While we consumers think of Staples as the brick-and-mortar retailer that we go to when we need a printer cartridge, that’s not how the company thinks of itself. After a disappointing quarter of sales while the company is still trying to get over the breakup of its engagement to Office Depot, its leaders told investors that they plan to focus on services, including delivery to offices and to homes.
Staples clearly sees its services, not the sale of merchandise, as the best way forward. Remember that reatail wasn’t the reason why the Staples-Office Depot merger between Staples and Office Depot didn’t go through.
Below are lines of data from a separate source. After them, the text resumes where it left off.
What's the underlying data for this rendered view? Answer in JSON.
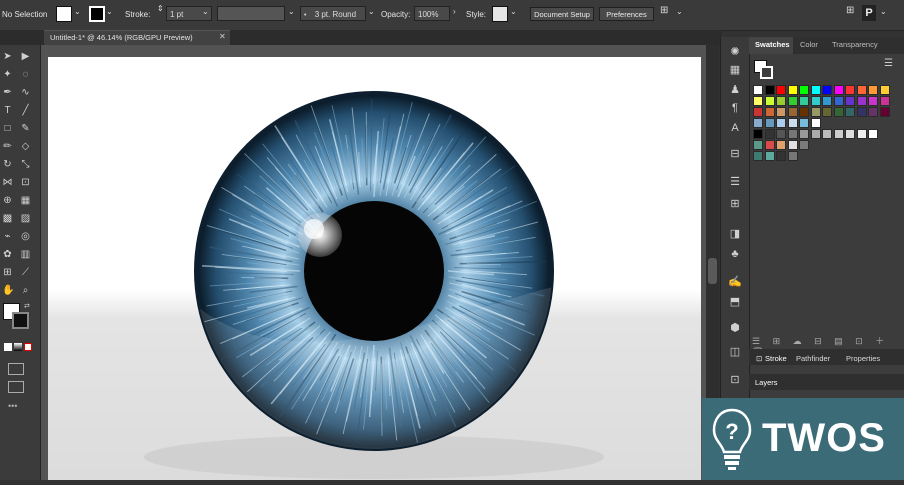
{
  "control_bar": {
    "selection_label": "No Selection",
    "stroke_label": "Stroke:",
    "stroke_weight": "1 pt",
    "brush_label": "3 pt. Round",
    "opacity_label": "Opacity:",
    "opacity_value": "100%",
    "style_label": "Style:",
    "document_setup_label": "Document Setup",
    "preferences_label": "Preferences"
  },
  "document_tab": {
    "title": "Untitled-1* @ 46.14% (RGB/GPU Preview)",
    "close_glyph": "✕"
  },
  "panels": {
    "swatches_tab": "Swatches",
    "color_tab": "Color",
    "transparency_tab": "Transparency",
    "stroke_tab": "Stroke",
    "pathfinder_tab": "Pathfinder",
    "properties_tab": "Properties",
    "layers_tab": "Layers"
  },
  "watermark": {
    "text": "TWOS"
  },
  "colors": {
    "iris_light": "#a8cfe8",
    "iris_mid": "#4f86ad",
    "iris_dark": "#16324a",
    "accent_watermark": "#3c6b78"
  },
  "icons": [
    "selection-tool-icon",
    "direct-selection-icon",
    "pen-tool-icon",
    "type-tool-icon",
    "brush-icon",
    "eraser-icon",
    "zoom-icon",
    "hand-icon",
    "swatches-icon",
    "layers-icon",
    "symbols-icon",
    "brushes-icon"
  ]
}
While consumers can buy printer paper and toner cartridges at discount stores or online, large corporations can’t, and Staples and Office Depot offer delivery, payment by purchase orders, and the creation of customized online stores for each company.
Staples got rid of its retail business in Europe altogether last year, and plans to pare down its North American stores by about 5% of the total, or 70 stores.
Oddly, the company found that it grew in ways not directly connected to office supplies. “The improvement in fourth quarter comparable sales primarily
reflects growth in facilities supplies, computers, and break room supplies,” the company’s statement observes. Cleaning supplies and computers? Sure, they’re important, but are they enough to build the future of the company?
Staples thinks so, since its Staples Advantage (business orders) is one area where comparable stores sales actually went up. So did business at the chain’s printing services, which helped offset lower sales in ink and toner.
We don’t have a list of the closing locations list, but will post one when we do.